Senior Streaming ASR/TTS Engineer

Project Overview:
We are building a real-time voice agent (voice→text→voice) integrated with our proprietary software stack. We need a senior part-time engineer for a few months to select, deploy, optimize, and fine-tune open-source ASR and TTS models for ultra-low-latency streaming and production-grade stability.

Primary languages: English, Ukrainian, Polish, Russian, German, Spanish, French, Portuguese (+ others as needed).

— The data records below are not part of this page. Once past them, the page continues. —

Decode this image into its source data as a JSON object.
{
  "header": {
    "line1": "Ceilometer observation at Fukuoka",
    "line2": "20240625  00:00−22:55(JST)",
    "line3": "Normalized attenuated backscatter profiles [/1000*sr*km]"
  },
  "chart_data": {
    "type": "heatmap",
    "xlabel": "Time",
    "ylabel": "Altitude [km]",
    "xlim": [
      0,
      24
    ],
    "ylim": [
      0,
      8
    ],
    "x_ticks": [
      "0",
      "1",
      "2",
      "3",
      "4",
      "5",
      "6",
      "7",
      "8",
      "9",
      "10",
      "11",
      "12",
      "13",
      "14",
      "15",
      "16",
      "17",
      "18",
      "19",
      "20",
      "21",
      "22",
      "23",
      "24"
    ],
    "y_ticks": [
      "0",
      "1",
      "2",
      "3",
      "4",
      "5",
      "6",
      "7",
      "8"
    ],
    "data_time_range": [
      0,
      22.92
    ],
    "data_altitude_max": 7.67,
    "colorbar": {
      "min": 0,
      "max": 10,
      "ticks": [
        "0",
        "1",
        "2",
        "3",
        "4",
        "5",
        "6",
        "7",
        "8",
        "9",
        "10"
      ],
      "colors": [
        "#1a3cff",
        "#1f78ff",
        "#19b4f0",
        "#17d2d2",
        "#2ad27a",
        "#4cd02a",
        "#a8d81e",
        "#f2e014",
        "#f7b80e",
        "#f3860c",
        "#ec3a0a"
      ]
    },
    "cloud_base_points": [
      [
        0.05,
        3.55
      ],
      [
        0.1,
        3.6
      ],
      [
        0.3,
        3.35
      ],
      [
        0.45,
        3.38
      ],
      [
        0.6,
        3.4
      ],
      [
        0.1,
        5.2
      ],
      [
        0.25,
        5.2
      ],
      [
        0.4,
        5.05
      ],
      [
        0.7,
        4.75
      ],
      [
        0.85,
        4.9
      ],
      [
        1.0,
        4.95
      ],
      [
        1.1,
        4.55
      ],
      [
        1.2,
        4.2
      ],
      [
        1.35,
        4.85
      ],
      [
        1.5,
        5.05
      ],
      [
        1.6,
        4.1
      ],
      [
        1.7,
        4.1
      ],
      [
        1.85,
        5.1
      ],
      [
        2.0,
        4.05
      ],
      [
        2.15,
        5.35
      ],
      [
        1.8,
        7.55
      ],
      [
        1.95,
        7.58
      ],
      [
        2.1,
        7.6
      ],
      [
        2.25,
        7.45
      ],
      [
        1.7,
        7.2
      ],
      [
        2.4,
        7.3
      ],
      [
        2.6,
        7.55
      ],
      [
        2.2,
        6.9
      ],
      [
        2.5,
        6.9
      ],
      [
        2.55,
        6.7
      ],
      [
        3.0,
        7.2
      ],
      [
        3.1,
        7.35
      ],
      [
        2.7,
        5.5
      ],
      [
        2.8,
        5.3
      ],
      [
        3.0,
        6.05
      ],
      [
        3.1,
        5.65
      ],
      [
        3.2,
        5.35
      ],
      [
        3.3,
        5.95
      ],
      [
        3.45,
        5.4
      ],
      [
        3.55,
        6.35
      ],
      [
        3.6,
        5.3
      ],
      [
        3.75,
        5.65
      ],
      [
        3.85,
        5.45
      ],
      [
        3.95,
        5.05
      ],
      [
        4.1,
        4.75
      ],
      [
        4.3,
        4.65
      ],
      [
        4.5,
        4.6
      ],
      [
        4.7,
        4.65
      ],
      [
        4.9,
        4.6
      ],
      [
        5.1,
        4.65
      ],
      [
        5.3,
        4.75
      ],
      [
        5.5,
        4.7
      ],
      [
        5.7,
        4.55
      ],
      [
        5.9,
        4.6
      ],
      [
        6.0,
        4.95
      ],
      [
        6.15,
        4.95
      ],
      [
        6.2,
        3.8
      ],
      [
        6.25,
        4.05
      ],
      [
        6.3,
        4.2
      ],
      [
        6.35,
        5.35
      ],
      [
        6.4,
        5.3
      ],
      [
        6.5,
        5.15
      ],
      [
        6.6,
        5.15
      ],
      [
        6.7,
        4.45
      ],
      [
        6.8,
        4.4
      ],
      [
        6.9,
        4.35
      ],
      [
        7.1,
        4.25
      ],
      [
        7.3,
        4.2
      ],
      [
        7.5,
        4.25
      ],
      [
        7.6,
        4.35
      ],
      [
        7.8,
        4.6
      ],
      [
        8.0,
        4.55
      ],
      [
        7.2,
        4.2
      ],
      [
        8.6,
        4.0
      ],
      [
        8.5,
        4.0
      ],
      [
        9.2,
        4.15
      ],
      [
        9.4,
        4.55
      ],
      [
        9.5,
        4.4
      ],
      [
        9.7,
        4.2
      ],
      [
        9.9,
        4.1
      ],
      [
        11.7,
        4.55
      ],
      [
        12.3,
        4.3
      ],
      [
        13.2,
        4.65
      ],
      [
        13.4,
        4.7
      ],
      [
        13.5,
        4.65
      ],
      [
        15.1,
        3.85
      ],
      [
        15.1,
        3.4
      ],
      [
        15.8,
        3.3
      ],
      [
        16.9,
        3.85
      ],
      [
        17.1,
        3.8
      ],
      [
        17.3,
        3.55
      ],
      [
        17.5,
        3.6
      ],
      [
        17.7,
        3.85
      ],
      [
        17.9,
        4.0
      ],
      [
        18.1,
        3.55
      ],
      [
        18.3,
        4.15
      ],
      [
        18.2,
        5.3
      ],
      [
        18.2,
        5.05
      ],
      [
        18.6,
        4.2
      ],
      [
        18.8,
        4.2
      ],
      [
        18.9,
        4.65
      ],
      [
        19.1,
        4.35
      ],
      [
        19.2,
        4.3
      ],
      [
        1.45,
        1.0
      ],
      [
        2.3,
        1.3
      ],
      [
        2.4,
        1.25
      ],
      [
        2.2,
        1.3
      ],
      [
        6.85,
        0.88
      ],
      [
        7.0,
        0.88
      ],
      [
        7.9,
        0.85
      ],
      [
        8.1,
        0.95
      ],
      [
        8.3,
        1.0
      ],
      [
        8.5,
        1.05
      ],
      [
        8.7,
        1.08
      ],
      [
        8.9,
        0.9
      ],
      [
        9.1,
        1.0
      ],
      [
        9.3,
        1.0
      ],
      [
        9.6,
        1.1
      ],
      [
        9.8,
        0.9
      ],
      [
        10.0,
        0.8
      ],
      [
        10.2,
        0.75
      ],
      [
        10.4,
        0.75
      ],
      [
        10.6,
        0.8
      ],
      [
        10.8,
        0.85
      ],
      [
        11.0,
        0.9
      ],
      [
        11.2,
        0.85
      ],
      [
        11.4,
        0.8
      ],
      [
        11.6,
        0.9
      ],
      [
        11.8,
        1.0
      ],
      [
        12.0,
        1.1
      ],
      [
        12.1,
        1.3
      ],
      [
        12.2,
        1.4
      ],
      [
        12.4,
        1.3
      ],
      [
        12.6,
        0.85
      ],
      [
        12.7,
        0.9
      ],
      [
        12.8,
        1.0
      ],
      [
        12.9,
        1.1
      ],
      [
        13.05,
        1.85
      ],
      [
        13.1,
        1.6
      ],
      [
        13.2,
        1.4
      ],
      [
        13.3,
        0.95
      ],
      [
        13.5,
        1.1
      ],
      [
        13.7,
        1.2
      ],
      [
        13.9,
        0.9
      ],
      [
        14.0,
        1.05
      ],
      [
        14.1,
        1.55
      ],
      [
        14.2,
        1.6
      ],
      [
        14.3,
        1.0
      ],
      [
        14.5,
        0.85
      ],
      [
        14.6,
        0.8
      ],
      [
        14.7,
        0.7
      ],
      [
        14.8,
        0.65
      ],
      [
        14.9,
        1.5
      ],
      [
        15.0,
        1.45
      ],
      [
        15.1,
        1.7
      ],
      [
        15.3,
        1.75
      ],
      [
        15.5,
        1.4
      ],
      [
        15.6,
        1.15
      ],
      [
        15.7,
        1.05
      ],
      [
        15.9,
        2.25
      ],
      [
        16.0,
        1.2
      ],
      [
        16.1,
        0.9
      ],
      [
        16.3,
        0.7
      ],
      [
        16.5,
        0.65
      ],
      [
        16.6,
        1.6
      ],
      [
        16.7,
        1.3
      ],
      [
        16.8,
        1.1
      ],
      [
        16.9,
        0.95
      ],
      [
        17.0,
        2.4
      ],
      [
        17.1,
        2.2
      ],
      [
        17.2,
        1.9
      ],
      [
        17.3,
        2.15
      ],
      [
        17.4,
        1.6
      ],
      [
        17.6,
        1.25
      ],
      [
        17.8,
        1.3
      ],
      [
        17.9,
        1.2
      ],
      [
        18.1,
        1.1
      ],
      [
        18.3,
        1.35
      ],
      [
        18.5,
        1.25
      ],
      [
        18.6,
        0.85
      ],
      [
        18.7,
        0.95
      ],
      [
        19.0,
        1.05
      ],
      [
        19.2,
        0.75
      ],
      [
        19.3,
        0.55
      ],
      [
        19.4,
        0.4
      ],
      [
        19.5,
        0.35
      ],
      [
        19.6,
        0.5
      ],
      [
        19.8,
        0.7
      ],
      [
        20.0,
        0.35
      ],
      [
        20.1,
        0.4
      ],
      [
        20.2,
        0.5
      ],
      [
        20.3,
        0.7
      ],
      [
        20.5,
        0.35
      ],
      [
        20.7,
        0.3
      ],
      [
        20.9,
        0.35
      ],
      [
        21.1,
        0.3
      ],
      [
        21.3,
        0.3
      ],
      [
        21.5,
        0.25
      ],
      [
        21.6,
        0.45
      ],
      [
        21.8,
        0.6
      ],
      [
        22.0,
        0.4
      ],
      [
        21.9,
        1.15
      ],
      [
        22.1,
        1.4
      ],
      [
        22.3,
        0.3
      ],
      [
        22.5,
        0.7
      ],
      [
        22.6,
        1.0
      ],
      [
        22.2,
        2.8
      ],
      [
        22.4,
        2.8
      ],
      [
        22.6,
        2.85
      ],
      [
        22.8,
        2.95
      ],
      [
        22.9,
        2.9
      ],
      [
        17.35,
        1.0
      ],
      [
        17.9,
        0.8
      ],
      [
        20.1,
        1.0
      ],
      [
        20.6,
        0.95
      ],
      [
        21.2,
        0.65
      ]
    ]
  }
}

A critical requirement is high-quality Slavic stress/pronunciation (especially UA/PL/RU) and robust handling of mixed-language inputs (code-switching).

Must-have:

  • Proven production experience with streaming ASR and/or streaming TTS (real demos/links required).
  • Strong real-time audio knowledge: VAD, endpointing, chunking, partial/final hypotheses, buffering/jitter, barge-in (interrupt handling).
  • Practical approach to text normalization (numbers/dates/currency/abbreviations) and Slavic stress/pronunciation (dictionaries/rules/G2P/SSML).
  • Linux + Docker, reproducible deployments, clean documentation.

Responsibilities:

  • Select and justify an open-source ASR/TTS stack for streaming and multilingual performance.
  • Implement streaming ASR: partial/final, VAD + endpointing, stability, metrics.
  • Implement streaming TTS: low time-to-first-audio, stable chunked audio streaming (no dropouts), prosody control.
  • Build a text normalization + pronunciation/stress layer with tests (focus on UA/PL/RU).
  • Create training/fine-tuning pipelines on our private data + evaluation/regression.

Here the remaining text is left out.